Why should a solution to the wave equation be finite?
It's semantics. Whoever wrote the problem prefers to refer to a wave as "A function which satisfies the wave equation and which is bounded" instead of "a function which satisfies the wave equation".
Unfortunately there are bound to be conventions which you disagree with, but in academics (undergrad and lower) the only way to deal with it is to figure out which conventions the professor (or problem writer) is working with before you read the problems. It's too easy for conversations on convention to turn into, "technically, it is a wave even though it's not physical" countered with "technically, it's not a wave because it's not bounded." The best you can do is recognize an issue in terminology ASAP and deal with it in a constructive way.
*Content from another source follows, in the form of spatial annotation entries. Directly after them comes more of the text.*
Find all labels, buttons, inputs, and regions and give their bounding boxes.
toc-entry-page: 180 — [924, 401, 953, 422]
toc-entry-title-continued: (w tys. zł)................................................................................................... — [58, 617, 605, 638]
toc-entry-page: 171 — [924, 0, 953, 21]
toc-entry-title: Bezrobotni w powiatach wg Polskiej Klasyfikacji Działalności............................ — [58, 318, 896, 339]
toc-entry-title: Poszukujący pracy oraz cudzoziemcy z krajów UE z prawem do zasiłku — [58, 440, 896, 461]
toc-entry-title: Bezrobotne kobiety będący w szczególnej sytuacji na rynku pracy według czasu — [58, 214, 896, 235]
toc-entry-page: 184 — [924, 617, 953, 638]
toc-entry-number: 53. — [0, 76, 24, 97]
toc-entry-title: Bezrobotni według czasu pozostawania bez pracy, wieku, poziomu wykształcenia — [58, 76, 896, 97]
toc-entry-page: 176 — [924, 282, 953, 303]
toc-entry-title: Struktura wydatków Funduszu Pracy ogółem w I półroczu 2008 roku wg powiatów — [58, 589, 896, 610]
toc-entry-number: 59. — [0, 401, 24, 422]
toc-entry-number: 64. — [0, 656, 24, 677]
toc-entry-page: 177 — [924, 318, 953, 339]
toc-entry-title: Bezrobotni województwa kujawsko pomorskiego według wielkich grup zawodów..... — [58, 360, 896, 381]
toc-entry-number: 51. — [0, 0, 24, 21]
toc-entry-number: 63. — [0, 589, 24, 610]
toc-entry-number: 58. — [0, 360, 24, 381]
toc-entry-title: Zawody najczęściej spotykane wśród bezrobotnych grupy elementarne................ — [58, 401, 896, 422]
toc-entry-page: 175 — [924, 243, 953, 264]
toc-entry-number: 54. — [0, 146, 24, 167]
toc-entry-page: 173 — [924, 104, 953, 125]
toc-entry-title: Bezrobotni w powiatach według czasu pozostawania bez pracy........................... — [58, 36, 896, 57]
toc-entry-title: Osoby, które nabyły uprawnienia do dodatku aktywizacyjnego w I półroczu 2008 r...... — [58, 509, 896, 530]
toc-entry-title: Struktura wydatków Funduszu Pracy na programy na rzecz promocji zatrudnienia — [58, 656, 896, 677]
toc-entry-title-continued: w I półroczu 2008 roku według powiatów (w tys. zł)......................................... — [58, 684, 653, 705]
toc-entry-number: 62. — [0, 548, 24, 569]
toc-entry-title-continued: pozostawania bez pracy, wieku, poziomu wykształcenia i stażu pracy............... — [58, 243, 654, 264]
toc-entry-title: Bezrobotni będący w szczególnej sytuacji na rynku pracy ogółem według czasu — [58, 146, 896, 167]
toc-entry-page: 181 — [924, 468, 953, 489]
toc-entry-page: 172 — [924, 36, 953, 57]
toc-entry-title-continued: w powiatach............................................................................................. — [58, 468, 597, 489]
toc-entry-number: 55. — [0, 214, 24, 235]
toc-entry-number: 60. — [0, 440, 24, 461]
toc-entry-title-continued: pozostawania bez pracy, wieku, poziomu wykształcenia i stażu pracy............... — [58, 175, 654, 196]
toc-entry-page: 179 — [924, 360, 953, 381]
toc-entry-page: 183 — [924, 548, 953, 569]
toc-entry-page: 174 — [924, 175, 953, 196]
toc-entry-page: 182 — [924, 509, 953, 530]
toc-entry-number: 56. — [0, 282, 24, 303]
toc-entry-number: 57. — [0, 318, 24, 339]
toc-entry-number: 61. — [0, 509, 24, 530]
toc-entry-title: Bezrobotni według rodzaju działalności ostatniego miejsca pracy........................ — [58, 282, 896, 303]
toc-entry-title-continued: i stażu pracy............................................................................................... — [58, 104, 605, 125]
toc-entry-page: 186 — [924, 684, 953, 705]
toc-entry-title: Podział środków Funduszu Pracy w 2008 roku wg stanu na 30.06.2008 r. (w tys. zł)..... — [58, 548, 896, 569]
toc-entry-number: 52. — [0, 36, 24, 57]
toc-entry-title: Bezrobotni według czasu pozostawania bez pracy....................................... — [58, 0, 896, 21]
A better statement, which is more objectively true, would be: "Functions like $(x-vt)^2$ solve the wave equation, but generally don't come up and are not useful in physical solutions."
What nobody has mentioned so far is that the individual terms in the wave-function usually have a physical interpretation. For example, $\frac{\partial^2 y}{\partial t^2}$ represents an acceleration while $\frac{\partial^2 y}{\partial x^2}$ represents a force. Also, in many cases the amplitude of the wave is related to the energy density (or, in quantum mechanics, the probability density). The statements about finiteness, continuity of first derivatives, etc., all have analogues in terms of finiteness of energy, force, or the ability to localize the wave.
Also, those solutions may be valid on some finite domain that does not include singularities that are too severe.
Any function that satisfies the wave differential equation represents a wave provided that it is finite everywhere and at all times.
Has to be finite. For instance, take $f(x, t) = \frac{1}{x} + \frac{1}{t-1}$. It is not a wave, true, but it is just an example. It is not finite at all points and at all times, because at point $x=0$ we have $f(0, t) = \infty$ and at time $t = 1$ we have $f(x, 1) = \infty$. Since it is infinity, it is not finite.
$(a)$ fails when $x+vt\to\infty$.
$(b)$ fails at $x+vt \le 0$.
$(d)$ fails at $x+vt=0$